Life insurance provides financial protection to beneficiaries in the event of the insured’s death.
Which type of insurance is required by law in most U.S. states?
A. Homeowners insurance
B. Health insurance
C. Auto liability insurance
D. Life insurance
C. Auto liability insurance
Most U.S. states require drivers to carry auto liability insurance.
What is an umbrella policy?
A. A type of health insurance that covers all expenses
B. A policy that provides extra liability insurance above standard coverage limits
C. A savings plan for emergency expenses
D. A government-funded insurance plan
B. A policy that provides extra liability insurance above standard coverage limits
An umbrella policy provides additional liability protection beyond the coverage of standard insurance policies.
What is the main benefit of a health savings account (HSA)?
A. It reduces mortgage payments
B. It offers tax advantages for qualified medical expenses
C. It increases social security benefits
D. It eliminates the need for health insurance
B. It offers tax advantages for qualified medical expenses
HSAs provide tax benefits when used for eligible medical expenses, allowing funds to grow tax-free.
Which of the following factors most affects life insurance premiums?
A. The policyholder’s income
B. The policyholder’s health and age
C. The policyholder’s credit score
D. The policyholder’s marital status
B. The policyholder’s health and age
Life insurance premiums are largely determined by the insured’s health and age, as these factors influence life expectancy.
A client is unsure about how much life insurance coverage they need. What factor should they prioritize when deciding?
A. Their annual discretionary spending
B. Their family’s future financial needs and liabilities
C. The cost of their current mortgage
D. The premiums offered by the lowest-cost insurance company
B. Their family’s future financial needs and liabilities.
The amount of life insurance should be based on covering future financial obligations, such as debt, living expenses, and education costs for beneficiaries.
A client is considering whether to increase their emergency savings or purchase additional insurance coverage.

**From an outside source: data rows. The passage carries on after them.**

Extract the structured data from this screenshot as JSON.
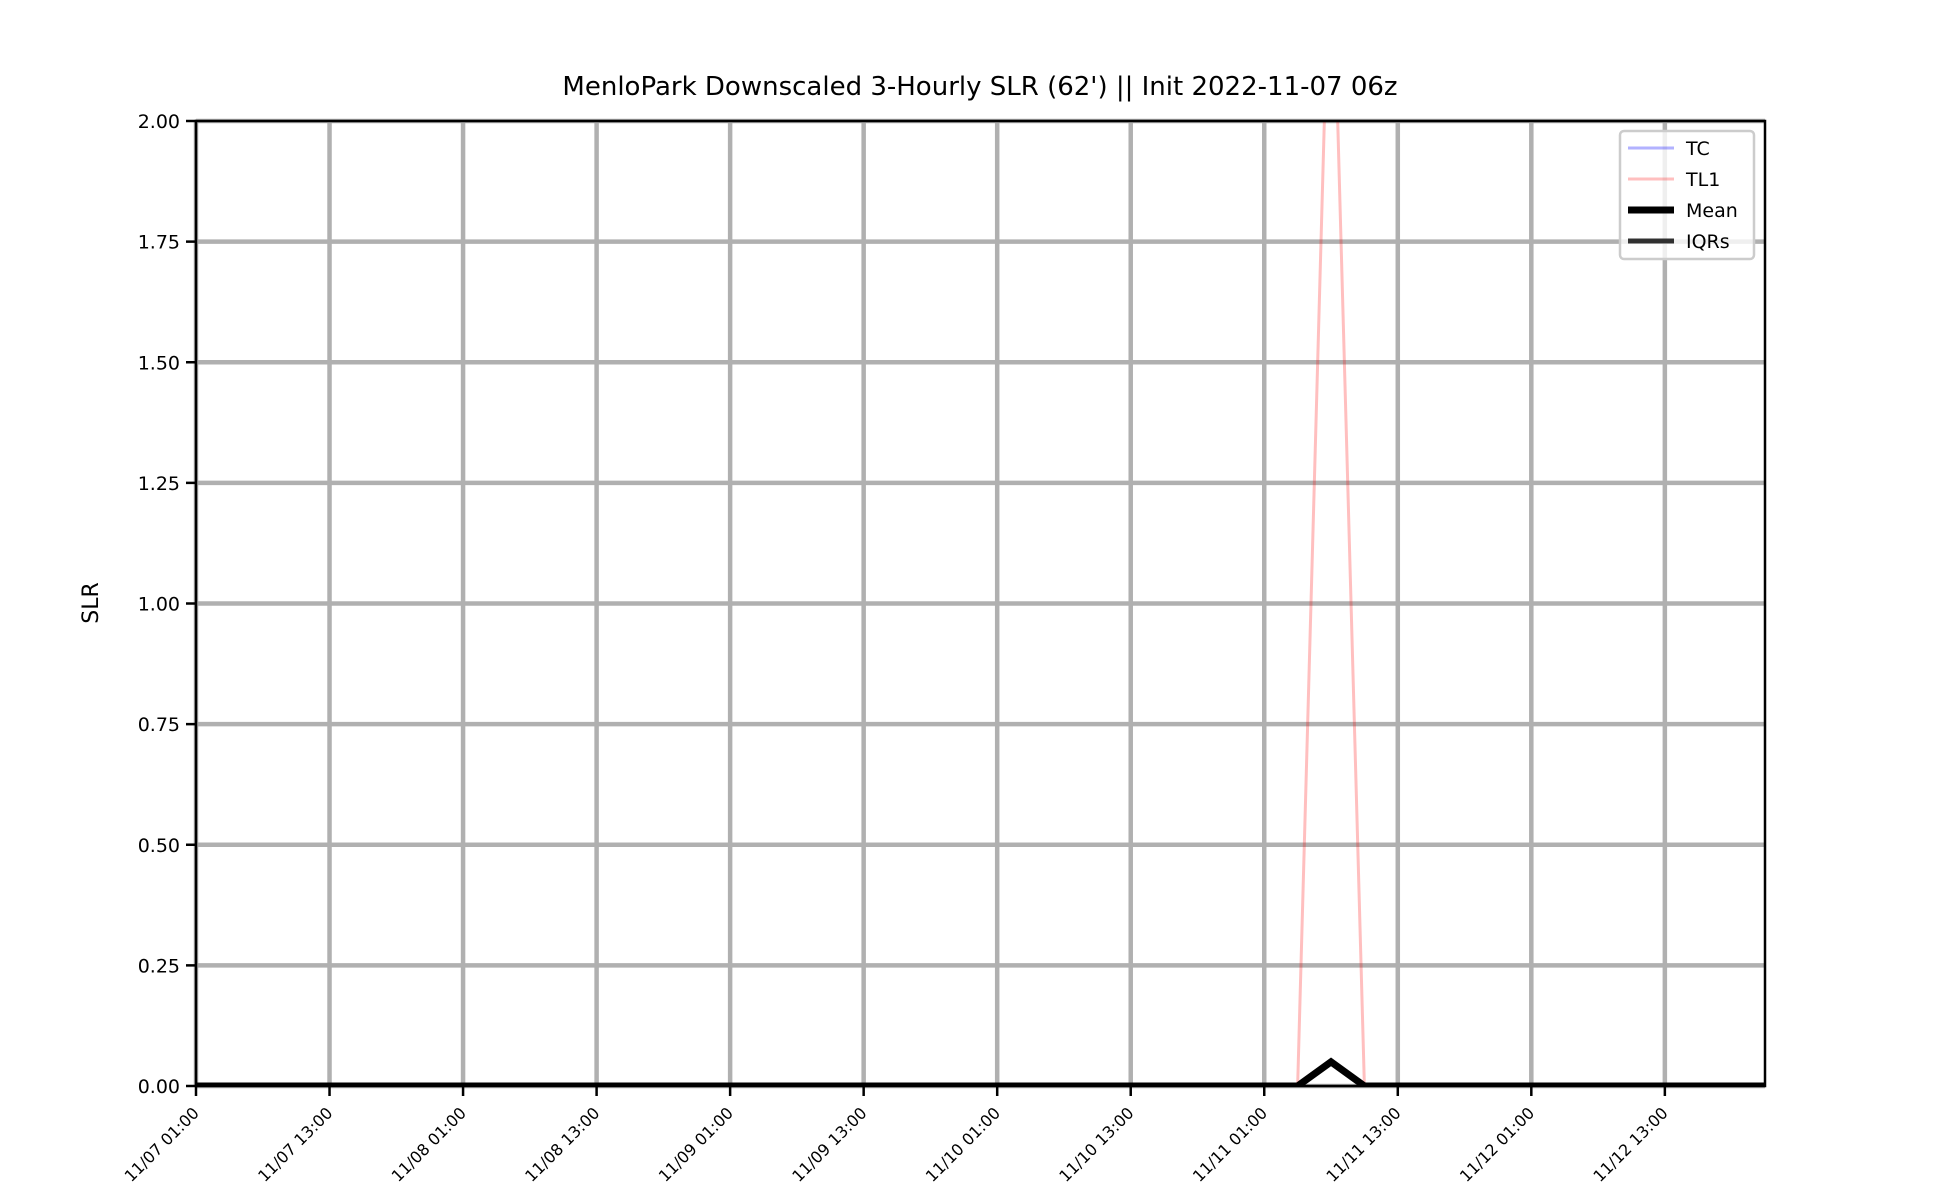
{
  "chart_data": {
    "type": "line",
    "title": "MenloPark Downscaled 3-Hourly SLR (62') || Init 2022-11-07 06z",
    "xlabel": "",
    "ylabel": "SLR",
    "ylim": [
      0,
      2
    ],
    "xlim_hours": [
      0,
      141
    ],
    "grid": true,
    "legend_position": "upper right",
    "y_ticks": [
      "0.00",
      "0.25",
      "0.50",
      "0.75",
      "1.00",
      "1.25",
      "1.50",
      "1.75",
      "2.00"
    ],
    "x_ticks": [
      "11/07 01:00",
      "11/07 13:00",
      "11/08 01:00",
      "11/08 13:00",
      "11/09 01:00",
      "11/09 13:00",
      "11/10 01:00",
      "11/10 13:00",
      "11/11 01:00",
      "11/11 13:00",
      "11/12 01:00",
      "11/12 13:00"
    ],
    "series": [
      {
        "name": "TC",
        "color": "#0000ff",
        "opacity": 0.3,
        "width": 3,
        "points": []
      },
      {
        "name": "TL1",
        "color": "#ff0000",
        "opacity": 0.25,
        "width": 3,
        "points": [
          [
            "11/11 04:00",
            0
          ],
          [
            "11/11 07:00",
            2.5
          ],
          [
            "11/11 10:00",
            0
          ]
        ]
      },
      {
        "name": "Mean",
        "color": "#000000",
        "opacity": 1,
        "width": 7,
        "points": [
          [
            "11/07 01:00",
            0
          ],
          [
            "11/11 04:00",
            0
          ],
          [
            "11/11 07:00",
            0.05
          ],
          [
            "11/11 10:00",
            0
          ],
          [
            "11/12 25:00",
            0
          ]
        ]
      },
      {
        "name": "IQRs",
        "color": "#000000",
        "opacity": 0.8,
        "width": 5,
        "points": []
      }
    ]
  }
}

How should they approach this decision?
A. Evaluate their current coverage for financial risks and the adequacy of their emergency fund
B. Always prioritize emergency savings over insurance
C. Purchase insurance only if it costs less than their monthly savings
D. Avoid purchasing any additional insurance
A. Evaluate their current coverage for financial risks and the adequacy of their emergency fund
The client should assess whether their current risk coverage is sufficient and if their emergency savings can handle unexpected events.

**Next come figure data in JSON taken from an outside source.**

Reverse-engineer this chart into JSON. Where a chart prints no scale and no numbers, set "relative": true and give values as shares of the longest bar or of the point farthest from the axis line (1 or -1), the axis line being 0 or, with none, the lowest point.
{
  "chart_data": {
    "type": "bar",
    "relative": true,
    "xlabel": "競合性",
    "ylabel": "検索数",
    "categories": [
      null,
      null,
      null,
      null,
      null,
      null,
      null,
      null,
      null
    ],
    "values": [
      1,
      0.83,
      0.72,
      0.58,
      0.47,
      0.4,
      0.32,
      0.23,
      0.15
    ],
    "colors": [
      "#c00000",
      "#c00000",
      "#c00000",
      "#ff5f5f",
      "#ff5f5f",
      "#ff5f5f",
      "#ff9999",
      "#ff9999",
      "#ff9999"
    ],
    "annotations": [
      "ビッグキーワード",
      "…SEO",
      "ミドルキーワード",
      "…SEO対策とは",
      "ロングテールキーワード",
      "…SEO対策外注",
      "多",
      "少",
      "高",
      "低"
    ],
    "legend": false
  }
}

A client is deciding whether to buy term life insurance or whole life insurance. Which factor should guide their decision?

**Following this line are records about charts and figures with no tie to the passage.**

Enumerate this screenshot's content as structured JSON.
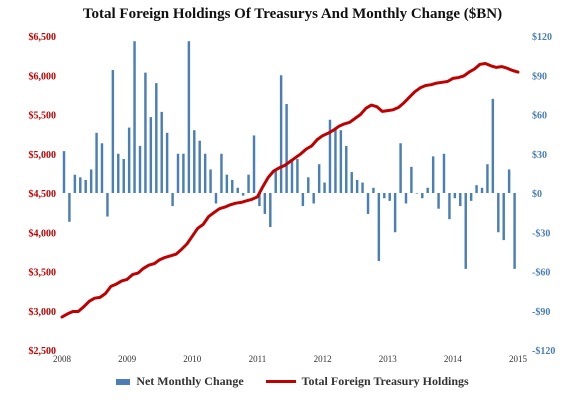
{
  "chart_data": {
    "type": "bar+line",
    "title": "Total Foreign Holdings Of Treasurys And Monthly Change ($BN)",
    "x_range": [
      2008.0,
      2015.0
    ],
    "x_tick_labels": [
      "2008",
      "2009",
      "2010",
      "2011",
      "2012",
      "2013",
      "2014",
      "2015"
    ],
    "y_left": {
      "range": [
        2500,
        6500
      ],
      "ticks": [
        2500,
        3000,
        3500,
        4000,
        4500,
        5000,
        5500,
        6000,
        6500
      ],
      "tick_labels": [
        "$2,500",
        "$3,000",
        "$3,500",
        "$4,000",
        "$4,500",
        "$5,000",
        "$5,500",
        "$6,000",
        "$6,500"
      ],
      "color": "#c00000"
    },
    "y_right": {
      "range": [
        -120,
        120
      ],
      "ticks": [
        -120,
        -90,
        -60,
        -30,
        0,
        30,
        60,
        90,
        120
      ],
      "tick_labels": [
        "-$120",
        "-$90",
        "-$60",
        "-$30",
        "$0",
        "$30",
        "$60",
        "$90",
        "$120"
      ],
      "color": "#4a7eb5"
    },
    "grid": false,
    "legend_position": "bottom",
    "series": [
      {
        "name": "Net Monthly Change",
        "type": "bar",
        "axis": "right",
        "color": "#4a7eb5",
        "x": [
          2008.0,
          2008.083,
          2008.167,
          2008.25,
          2008.333,
          2008.417,
          2008.5,
          2008.583,
          2008.667,
          2008.75,
          2008.833,
          2008.917,
          2009.0,
          2009.083,
          2009.167,
          2009.25,
          2009.333,
          2009.417,
          2009.5,
          2009.583,
          2009.667,
          2009.75,
          2009.833,
          2009.917,
          2010.0,
          2010.083,
          2010.167,
          2010.25,
          2010.333,
          2010.417,
          2010.5,
          2010.583,
          2010.667,
          2010.75,
          2010.833,
          2010.917,
          2011.0,
          2011.083,
          2011.167,
          2011.25,
          2011.333,
          2011.417,
          2011.5,
          2011.583,
          2011.667,
          2011.75,
          2011.833,
          2011.917,
          2012.0,
          2012.083,
          2012.167,
          2012.25,
          2012.333,
          2012.417,
          2012.5,
          2012.583,
          2012.667,
          2012.75,
          2012.833,
          2012.917,
          2013.0,
          2013.083,
          2013.167,
          2013.25,
          2013.333,
          2013.417,
          2013.5,
          2013.583,
          2013.667,
          2013.75,
          2013.833,
          2013.917,
          2014.0,
          2014.083,
          2014.167,
          2014.25,
          2014.333,
          2014.417,
          2014.5,
          2014.583,
          2014.667,
          2014.75,
          2014.833,
          2014.917
        ],
        "values": [
          32,
          -22,
          14,
          12,
          10,
          18,
          46,
          38,
          -18,
          94,
          30,
          26,
          50,
          116,
          36,
          92,
          58,
          84,
          62,
          46,
          -10,
          30,
          30,
          116,
          48,
          40,
          30,
          18,
          -8,
          30,
          14,
          10,
          4,
          -2,
          14,
          44,
          -10,
          -16,
          -26,
          18,
          90,
          68,
          26,
          26,
          -10,
          12,
          -8,
          22,
          8,
          56,
          50,
          48,
          36,
          16,
          10,
          8,
          -16,
          4,
          -52,
          -4,
          -6,
          -30,
          38,
          -8,
          20,
          0,
          -4,
          4,
          28,
          -12,
          30,
          -20,
          -4,
          -10,
          -58,
          -6,
          6,
          4,
          22,
          72,
          -30,
          -36,
          18,
          -58
        ],
        "bar_x_note": "approximate monthly values read from right axis"
      },
      {
        "name": "Total Foreign Treasury Holdings",
        "type": "line",
        "axis": "left",
        "color": "#c00000",
        "x": [
          2008.0,
          2008.083,
          2008.167,
          2008.25,
          2008.333,
          2008.417,
          2008.5,
          2008.583,
          2008.667,
          2008.75,
          2008.833,
          2008.917,
          2009.0,
          2009.083,
          2009.167,
          2009.25,
          2009.333,
          2009.417,
          2009.5,
          2009.583,
          2009.667,
          2009.75,
          2009.833,
          2009.917,
          2010.0,
          2010.083,
          2010.167,
          2010.25,
          2010.333,
          2010.417,
          2010.5,
          2010.583,
          2010.667,
          2010.75,
          2010.833,
          2010.917,
          2011.0,
          2011.083,
          2011.167,
          2011.25,
          2011.333,
          2011.417,
          2011.5,
          2011.583,
          2011.667,
          2011.75,
          2011.833,
          2011.917,
          2012.0,
          2012.083,
          2012.167,
          2012.25,
          2012.333,
          2012.417,
          2012.5,
          2012.583,
          2012.667,
          2012.75,
          2012.833,
          2012.917,
          2013.0,
          2013.083,
          2013.167,
          2013.25,
          2013.333,
          2013.417,
          2013.5,
          2013.583,
          2013.667,
          2013.75,
          2013.833,
          2013.917,
          2014.0,
          2014.083,
          2014.167,
          2014.25,
          2014.333,
          2014.417,
          2014.5,
          2014.583,
          2014.667,
          2014.75,
          2014.833,
          2014.917,
          2015.0
        ],
        "values": [
          2920,
          2960,
          2990,
          2990,
          3050,
          3120,
          3160,
          3170,
          3220,
          3310,
          3340,
          3380,
          3400,
          3460,
          3480,
          3540,
          3580,
          3600,
          3650,
          3680,
          3700,
          3720,
          3780,
          3850,
          3950,
          4050,
          4100,
          4200,
          4250,
          4300,
          4320,
          4350,
          4370,
          4380,
          4400,
          4420,
          4450,
          4580,
          4700,
          4780,
          4820,
          4850,
          4900,
          4950,
          5000,
          5060,
          5100,
          5180,
          5230,
          5260,
          5300,
          5350,
          5380,
          5400,
          5450,
          5500,
          5580,
          5620,
          5600,
          5540,
          5550,
          5560,
          5590,
          5650,
          5720,
          5790,
          5840,
          5870,
          5880,
          5900,
          5910,
          5920,
          5960,
          5970,
          5990,
          6040,
          6080,
          6140,
          6150,
          6120,
          6100,
          6110,
          6090,
          6060,
          6040
        ]
      }
    ]
  }
}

A. Whether they want a savings component as part of the policy.
B. The length of time they have been employed.
C. The number of cars they own.
D. Their credit card balances.
A. Whether they want a savings component as part of the policy
Whole life insurance includes a savings component, while term life is purely protection for a specific period.
A client wants to know how much they should contribute to their health savings account (HSA) each year. What would you suggest?
A. Contribute the maximum allowed by law if they expect significant medical expenses
B. Only contribute if they are in poor health
C. Contribute only to meet their annual deductible
D. Avoid contributing if they have a low income
A. Contribute the maximum allowed by law if they expect significant medical expenses
Contributing the maximum to an HSA provides the greatest tax benefits and prepares the client for future healthcare costs.
A client is considering whether to purchase additional disability insurance. What question should they ask themselves?
A. How much would they need to replace their income if they were unable to work?
B How many years until retirement?
C. How long their mortgage will take to pay off.
D. Whether they have a family history of disability.
A) How much would they need to replace their income if they were unable to work?
Disability insurance replaces income, so the client should determine how much coverage they would need to maintain their standard of living.